POST - http://localhost:8081/job/create
Payload
{
"crawl-id":"crawl-01",
"type":"INJECT",
"config-id":"default",
"args":{ "path/to/seedlist/directory"}
}
My problem is in the args, I think more is needed but I'm not sure. In the NutchRESTAPI page this is the sample it gives for creating a job.
POST /job/create
{
"crawlId":"crawl-01",
"type":"FETCH",
"confId":"default",
"args":{"someParam":"someValue"}
}
POST /job/create
{
"crawlId":"crawl-01",
"jobClassName":"org.apache.nutch.fetcher.FetcherJob"
"confId":"default",
"args":{"someParam":"someValue"}
}
I'm not sure what param or value to give each of the commands to complete a job. (eg. Inject, Generate, Fetch, Parse, and UpdateDb) Can someone clear this up? How do I tell the api where to look for the seedlist at?
UPDATE
When trying to complete the Generate command I came into a classException error where the value for the topN key is to be of type long but the api reads it as either a string or an int. I found a fix that is supposed to included in the 2.3.1 release (release date: TBA) and applied it and recompiled my code. It can now work.

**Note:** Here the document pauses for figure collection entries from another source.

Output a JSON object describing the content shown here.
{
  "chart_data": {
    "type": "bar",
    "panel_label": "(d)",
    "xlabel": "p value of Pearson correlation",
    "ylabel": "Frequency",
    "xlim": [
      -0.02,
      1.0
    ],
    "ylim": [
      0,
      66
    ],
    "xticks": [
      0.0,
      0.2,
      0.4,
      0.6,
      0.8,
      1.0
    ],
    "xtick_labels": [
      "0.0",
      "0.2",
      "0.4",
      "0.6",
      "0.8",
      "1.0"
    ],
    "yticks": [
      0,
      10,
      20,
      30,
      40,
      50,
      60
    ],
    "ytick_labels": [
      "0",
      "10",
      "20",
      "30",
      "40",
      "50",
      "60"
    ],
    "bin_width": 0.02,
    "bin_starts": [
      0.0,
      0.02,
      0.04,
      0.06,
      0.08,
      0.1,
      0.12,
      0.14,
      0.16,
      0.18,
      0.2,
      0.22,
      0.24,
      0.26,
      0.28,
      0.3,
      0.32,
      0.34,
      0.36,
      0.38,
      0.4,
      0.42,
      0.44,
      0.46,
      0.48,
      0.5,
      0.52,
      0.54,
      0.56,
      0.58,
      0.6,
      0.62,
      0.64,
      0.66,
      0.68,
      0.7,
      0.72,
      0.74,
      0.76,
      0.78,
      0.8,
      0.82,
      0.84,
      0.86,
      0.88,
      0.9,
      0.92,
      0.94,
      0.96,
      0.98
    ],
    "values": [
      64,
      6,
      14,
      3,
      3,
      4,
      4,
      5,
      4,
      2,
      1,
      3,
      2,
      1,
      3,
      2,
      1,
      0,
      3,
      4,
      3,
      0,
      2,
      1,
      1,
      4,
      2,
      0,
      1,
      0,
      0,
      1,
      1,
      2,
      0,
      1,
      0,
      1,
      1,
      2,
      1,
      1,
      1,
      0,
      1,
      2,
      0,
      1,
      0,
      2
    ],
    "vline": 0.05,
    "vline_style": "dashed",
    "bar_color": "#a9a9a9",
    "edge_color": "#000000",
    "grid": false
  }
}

At the time of this posting, the REST API is not yet complete. A much more detailed document exists, though it's still not comprehensive. It is linked to in the following email from the user mailing list (which you might want to consider joining):
http://www.mail-archive.com/user%40nutch.apache.org/msg13652.html
But to answer your question about the seedlist, you can create the seedlist through REST, or you can use the argument "seedDir"